14th July - Bastille Day traditions in France

14 Jul 2013

Today is not a silent Sunday as it is 14th of July, Bastille Day in France. A lot of people ask what happens on the 14th of July for our national holiday and how people celebrate it in France. So, here is my take on what happens in France on that day.

Bastille Day traditions

The 14th of July is the national day in France. English speakers refer to it as Bastille day, but the French do not. They simply call it the national day (Fete Nationale) or 14th July (le 14 Juillet). Most people associate the day with the 1789 date when revolutionaries stormed the Bastille in Paris, a symbolic day of the French revolution. But the date actually marks the Fete de la federation (1790): a huge feast and official event to celebrate the establishment of the constitutional monarchy in France. It is a symbol of the uprising of the modern nation and of the reconciliation of all the French inside the constitutional monarchy which preceded the First Republic during the French Revolution.

14 Juillet 2012, Paris - Wikipedia Commons

On a national level, there are several traditions.
In the morning, there is a huge military parade in Paris. Troops from all sections of the French military parade on the Champs-Elysées. Here you can see pictures of the 2013 one.
The President of France usually gives a lengthy interview to the press after attending the parade.
Not the most exciting day, so far, I think.

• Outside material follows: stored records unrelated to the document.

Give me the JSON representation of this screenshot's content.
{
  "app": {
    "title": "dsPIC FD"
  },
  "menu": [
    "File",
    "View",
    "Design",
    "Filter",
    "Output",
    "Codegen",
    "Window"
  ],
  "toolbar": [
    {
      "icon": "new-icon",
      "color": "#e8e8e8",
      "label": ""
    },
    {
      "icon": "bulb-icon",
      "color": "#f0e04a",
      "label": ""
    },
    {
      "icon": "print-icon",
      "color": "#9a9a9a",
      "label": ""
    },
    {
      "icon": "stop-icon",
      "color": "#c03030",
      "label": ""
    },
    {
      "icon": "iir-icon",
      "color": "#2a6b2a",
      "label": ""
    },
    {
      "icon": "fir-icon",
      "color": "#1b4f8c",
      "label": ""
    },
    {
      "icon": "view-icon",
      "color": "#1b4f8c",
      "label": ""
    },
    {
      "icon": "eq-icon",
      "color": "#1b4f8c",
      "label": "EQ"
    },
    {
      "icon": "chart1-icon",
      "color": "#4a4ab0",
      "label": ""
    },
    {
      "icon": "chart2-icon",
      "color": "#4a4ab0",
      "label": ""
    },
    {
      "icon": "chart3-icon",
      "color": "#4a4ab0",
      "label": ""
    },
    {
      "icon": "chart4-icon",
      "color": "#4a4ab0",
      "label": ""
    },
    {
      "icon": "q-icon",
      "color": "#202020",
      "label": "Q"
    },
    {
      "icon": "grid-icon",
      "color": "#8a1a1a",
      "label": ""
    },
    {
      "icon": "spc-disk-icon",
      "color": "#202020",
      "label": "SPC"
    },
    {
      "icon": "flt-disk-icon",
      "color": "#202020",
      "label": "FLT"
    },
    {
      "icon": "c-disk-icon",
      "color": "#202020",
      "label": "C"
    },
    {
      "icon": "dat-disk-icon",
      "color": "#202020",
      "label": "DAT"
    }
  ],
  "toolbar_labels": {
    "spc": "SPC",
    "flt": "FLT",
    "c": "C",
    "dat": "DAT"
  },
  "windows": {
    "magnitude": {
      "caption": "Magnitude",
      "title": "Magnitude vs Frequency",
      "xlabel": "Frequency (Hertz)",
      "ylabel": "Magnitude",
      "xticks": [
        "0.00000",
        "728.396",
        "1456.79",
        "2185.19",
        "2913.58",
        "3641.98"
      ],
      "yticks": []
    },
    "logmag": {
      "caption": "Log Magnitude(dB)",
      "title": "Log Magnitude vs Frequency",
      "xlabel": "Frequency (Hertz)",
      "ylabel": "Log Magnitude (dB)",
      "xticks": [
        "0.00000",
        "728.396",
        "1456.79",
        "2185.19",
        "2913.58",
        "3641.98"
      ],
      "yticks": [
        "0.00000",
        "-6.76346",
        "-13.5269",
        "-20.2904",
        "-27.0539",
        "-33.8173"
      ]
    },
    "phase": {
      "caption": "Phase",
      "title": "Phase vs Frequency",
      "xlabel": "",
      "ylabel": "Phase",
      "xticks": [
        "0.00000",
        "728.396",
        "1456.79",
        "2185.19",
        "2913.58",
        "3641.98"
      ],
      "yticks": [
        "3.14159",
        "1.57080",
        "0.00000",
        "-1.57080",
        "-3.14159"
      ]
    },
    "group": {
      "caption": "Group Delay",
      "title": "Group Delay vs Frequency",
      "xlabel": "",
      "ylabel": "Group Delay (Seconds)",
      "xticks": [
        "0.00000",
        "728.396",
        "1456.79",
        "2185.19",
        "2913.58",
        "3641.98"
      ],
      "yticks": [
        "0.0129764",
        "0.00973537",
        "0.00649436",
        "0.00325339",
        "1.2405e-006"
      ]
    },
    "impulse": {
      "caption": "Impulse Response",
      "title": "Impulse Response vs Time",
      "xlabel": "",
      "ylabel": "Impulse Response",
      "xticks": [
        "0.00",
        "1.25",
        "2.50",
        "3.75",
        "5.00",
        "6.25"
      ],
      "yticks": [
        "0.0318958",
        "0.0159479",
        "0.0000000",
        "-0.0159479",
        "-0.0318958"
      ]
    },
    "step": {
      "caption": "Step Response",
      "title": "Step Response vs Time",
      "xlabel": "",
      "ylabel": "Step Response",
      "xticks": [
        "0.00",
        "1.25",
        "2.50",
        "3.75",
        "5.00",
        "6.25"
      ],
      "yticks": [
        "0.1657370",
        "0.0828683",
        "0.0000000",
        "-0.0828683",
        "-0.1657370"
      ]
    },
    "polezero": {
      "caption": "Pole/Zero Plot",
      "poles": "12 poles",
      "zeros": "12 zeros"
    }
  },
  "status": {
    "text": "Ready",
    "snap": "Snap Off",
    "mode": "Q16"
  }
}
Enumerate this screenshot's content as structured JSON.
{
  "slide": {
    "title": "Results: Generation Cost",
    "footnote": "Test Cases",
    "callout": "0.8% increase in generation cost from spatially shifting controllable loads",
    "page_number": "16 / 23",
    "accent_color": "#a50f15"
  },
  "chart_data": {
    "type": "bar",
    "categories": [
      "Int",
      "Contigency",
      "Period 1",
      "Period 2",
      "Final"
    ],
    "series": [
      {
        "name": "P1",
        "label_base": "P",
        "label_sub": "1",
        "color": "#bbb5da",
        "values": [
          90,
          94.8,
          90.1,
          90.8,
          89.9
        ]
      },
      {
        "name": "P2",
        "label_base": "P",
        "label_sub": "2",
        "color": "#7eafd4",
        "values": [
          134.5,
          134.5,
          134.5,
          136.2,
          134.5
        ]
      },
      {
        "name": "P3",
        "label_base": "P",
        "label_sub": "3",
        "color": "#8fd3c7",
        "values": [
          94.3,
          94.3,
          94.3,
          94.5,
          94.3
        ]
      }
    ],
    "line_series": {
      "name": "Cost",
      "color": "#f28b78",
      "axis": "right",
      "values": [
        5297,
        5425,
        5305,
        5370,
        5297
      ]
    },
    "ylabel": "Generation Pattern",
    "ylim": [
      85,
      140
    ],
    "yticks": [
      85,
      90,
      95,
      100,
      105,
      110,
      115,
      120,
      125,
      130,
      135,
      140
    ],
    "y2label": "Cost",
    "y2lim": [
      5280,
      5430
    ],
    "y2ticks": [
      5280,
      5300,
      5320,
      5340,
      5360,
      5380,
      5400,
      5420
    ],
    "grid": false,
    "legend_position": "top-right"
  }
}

For the average French, the 14th of July marks the beginning of the holidays. A lot of people are on holidays between now and the middle of August. Paris slowly empties itself and the beaches of the south coast fill up.
Most  larger towns and cities organise a 'bal populaire' in the evening followed by fireworks. This is what the 14th of July is about for most people. I certainly remember evenings spent dancing and watching fireworks. For me the day does not carry any kind of special meaning as, on a local basis, celebrations are quite low key. It is a day of holiday where families may meet up for a big meal (as only the French can do): cousins run around together for that one day in the year while adults sit at the lunch table for about 6 hours.

Family bastille Day

So far, LJ has experienced one typical 14th of July, last year with her cousin (but no 6-hour meal). They both loved the dancing. But she was scared of the fireworks and refused to watch (she was 2).